On October 5th of this year, Montrose held its annual version of Oktoberfest. Filled with bratwurst, beer, rides, and music performances, Oktoberfest was busy with entertainment and activities. Many adults were dressed in dirndl or lederhosen, traditional German clothing, while children and teenagers seemed to prefer normal clothing. Tents with snacks and drinks were set up with both similarities and differences to the Munich Oktoberfest. Bratwurst, sauerkraut, and strudel were sold along with regular hotdogs, pretzels, and churros. Most adults came to drink the variety of German beers and wines. Adults were eligible to apply for the Mr. and Ms. Oktoberfest contest as well as the Mustache and beard contest. Other contests, such as the kids version and the best dressed Bavarian dog, were more family friendly. Children and teenagers were attracted by the games where they could win prizes and fun carnival rides. The most popular ride was “Rampage,” which was an upscale Ferris wheel that had two wheels that spun around each other. The entertainment at Oktoberfest combined traditional Bavarian music with American pop songs. The Monster Energy Stage held DJs on their enormous stage, while the smaller, but just as interesting, Bavarian stage showcased D’oberlander dancers and the German American Brass band.

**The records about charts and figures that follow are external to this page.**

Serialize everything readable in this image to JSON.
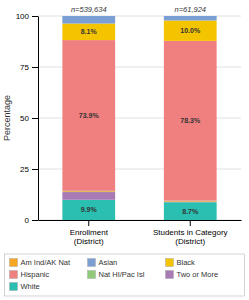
{
  "chart_data": {
    "type": "bar",
    "stacked": true,
    "categories": [
      "Enrollment\n(District)",
      "Students in Category\n(District)"
    ],
    "annotations": [
      "n=539,634",
      "n=61,924"
    ],
    "series": [
      {
        "name": "White",
        "color": "#2ABFB0",
        "values": [
          9.9,
          8.7
        ],
        "value_labels": [
          "9.9%",
          "8.7%"
        ]
      },
      {
        "name": "Two or More",
        "color": "#A97BB5",
        "values": [
          3.8,
          0.3
        ]
      },
      {
        "name": "Am Ind/AK Nat",
        "color": "#F5A623",
        "values": [
          0.4,
          0.3
        ]
      },
      {
        "name": "Nat HI/Pac Isl",
        "color": "#90C97A",
        "values": [
          0.2,
          0.2
        ]
      },
      {
        "name": "Hispanic",
        "color": "#F08080",
        "values": [
          73.9,
          78.3
        ],
        "value_labels": [
          "73.9%",
          "78.3%"
        ]
      },
      {
        "name": "Black",
        "color": "#F5C400",
        "values": [
          8.1,
          10.0
        ],
        "value_labels": [
          "8.1%",
          "10.0%"
        ]
      },
      {
        "name": "Asian",
        "color": "#7B9FD4",
        "values": [
          3.7,
          2.2
        ]
      }
    ],
    "data_labels": true,
    "ylabel": "Percentage",
    "ylim": [
      0,
      100
    ],
    "yticks": [
      0,
      25,
      50,
      75,
      100
    ],
    "grid": true,
    "legend": "bottom"
  }
}
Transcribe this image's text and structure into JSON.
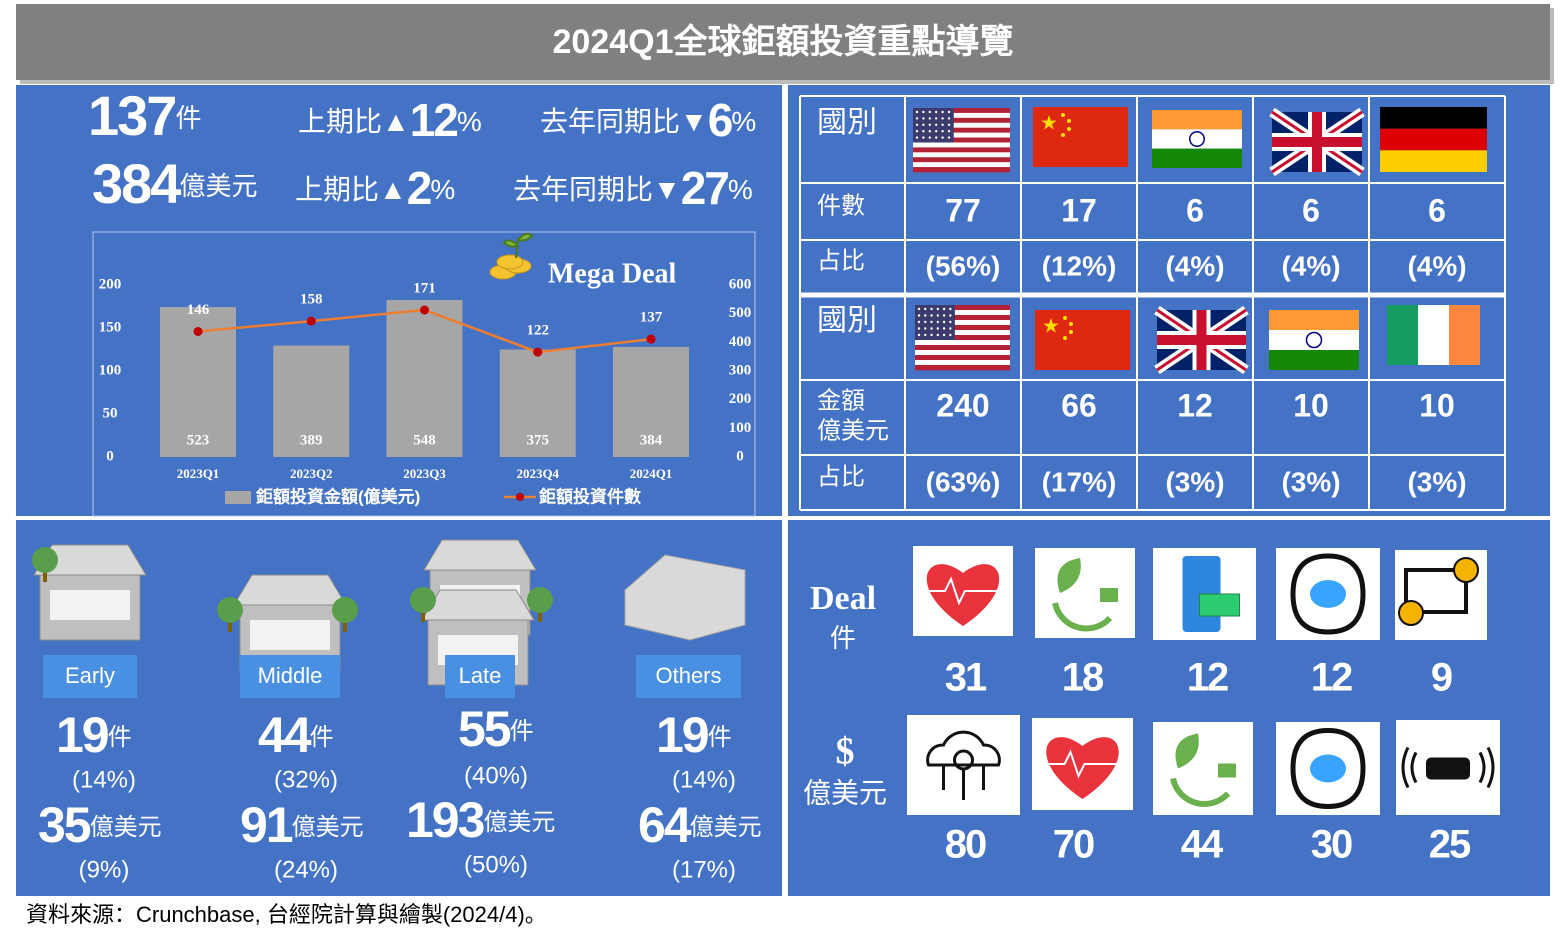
{
  "title": "2024Q1全球鉅額投資重點導覽",
  "summary": [
    {
      "value": 137,
      "unit": "件",
      "qoq_label": "上期比▲",
      "qoq": 12,
      "qoq_unit": "%",
      "yoy_label": "去年同期比▼",
      "yoy": 6,
      "yoy_unit": "%"
    },
    {
      "value": 384,
      "unit": "億美元",
      "qoq_label": "上期比▲",
      "qoq": 2,
      "qoq_unit": "%",
      "yoy_label": "去年同期比▼",
      "yoy": 27,
      "yoy_unit": "%"
    }
  ],
  "chart_data": {
    "type": "bar",
    "annotation": "Mega Deal",
    "categories": [
      "2023Q1",
      "2023Q2",
      "2023Q3",
      "2023Q4",
      "2024Q1"
    ],
    "series": [
      {
        "name": "鉅額投資金額(億美元)",
        "type": "bar",
        "color": "#a6a6a6",
        "axis": "y2",
        "values": [
          523,
          389,
          548,
          375,
          384
        ]
      },
      {
        "name": "鉅額投資件數",
        "type": "line",
        "color": "#ed7d31",
        "values": [
          146,
          158,
          171,
          122,
          137
        ]
      }
    ],
    "ylim": [
      0,
      200
    ],
    "yticks": [
      0,
      50,
      100,
      150,
      200
    ],
    "y2lim": [
      0,
      600
    ],
    "y2ticks": [
      0,
      100,
      200,
      300,
      400,
      500,
      600
    ],
    "grid": false
  },
  "by_country": {
    "deals": {
      "header": "國別",
      "count_label": "件數",
      "counts": [
        77,
        17,
        6,
        6,
        6
      ],
      "share_label": "占比",
      "shares": [
        "(56%)",
        "(12%)",
        "(4%)",
        "(4%)",
        "(4%)"
      ]
    },
    "amounts": {
      "header": "國別",
      "amount_label": [
        "金額",
        "億美元"
      ],
      "amounts": [
        240,
        66,
        12,
        10,
        10
      ],
      "share_label": "占比",
      "shares": [
        "(63%)",
        "(17%)",
        "(3%)",
        "(3%)",
        "(3%)"
      ]
    }
  },
  "stages": [
    {
      "label": "Early",
      "count": 19,
      "count_unit": "件",
      "count_share": "(14%)",
      "amount": 35,
      "amount_unit": "億美元",
      "amount_share": "(9%)"
    },
    {
      "label": "Middle",
      "count": 44,
      "count_unit": "件",
      "count_share": "(32%)",
      "amount": 91,
      "amount_unit": "億美元",
      "amount_share": "(24%)"
    },
    {
      "label": "Late",
      "count": 55,
      "count_unit": "件",
      "count_share": "(40%)",
      "amount": 193,
      "amount_unit": "億美元",
      "amount_share": "(50%)"
    },
    {
      "label": "Others",
      "count": 19,
      "count_unit": "件",
      "count_share": "(14%)",
      "amount": 64,
      "amount_unit": "億美元",
      "amount_share": "(17%)"
    }
  ],
  "sectors": {
    "deal_label": "Deal",
    "deal_unit": "件",
    "deals": [
      31,
      18,
      12,
      12,
      9
    ],
    "amount_label": "$",
    "amount_unit": "億美元",
    "amounts": [
      80,
      70,
      44,
      30,
      25
    ]
  },
  "source": "資料來源：Crunchbase, 台經院計算與繪製(2024/4)。"
}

Oktoberfest in Montrose is an exciting way to socialize with friends and family, experience Bavarian culture, and contribute to the small businesses in Montrose. The community holds many events such as Oktoberfest, but this festival attracts the largest crowd of all ages. High school student Sophia, who has attended the festival since she was in elementary school, explained why she comes back every year, “Oktoberfest allows me to learn about a different culture in a fun and engaging way. I love the atmosphere of the event; as I go with my family, then hang out with my friends. The rides that go really high into the sky are my favorite because I can see the whole event and the lights from above.” Montrose’s Oktoberfest allows people in the community to experience many aspects of the original festival without having to go all the way to Munich.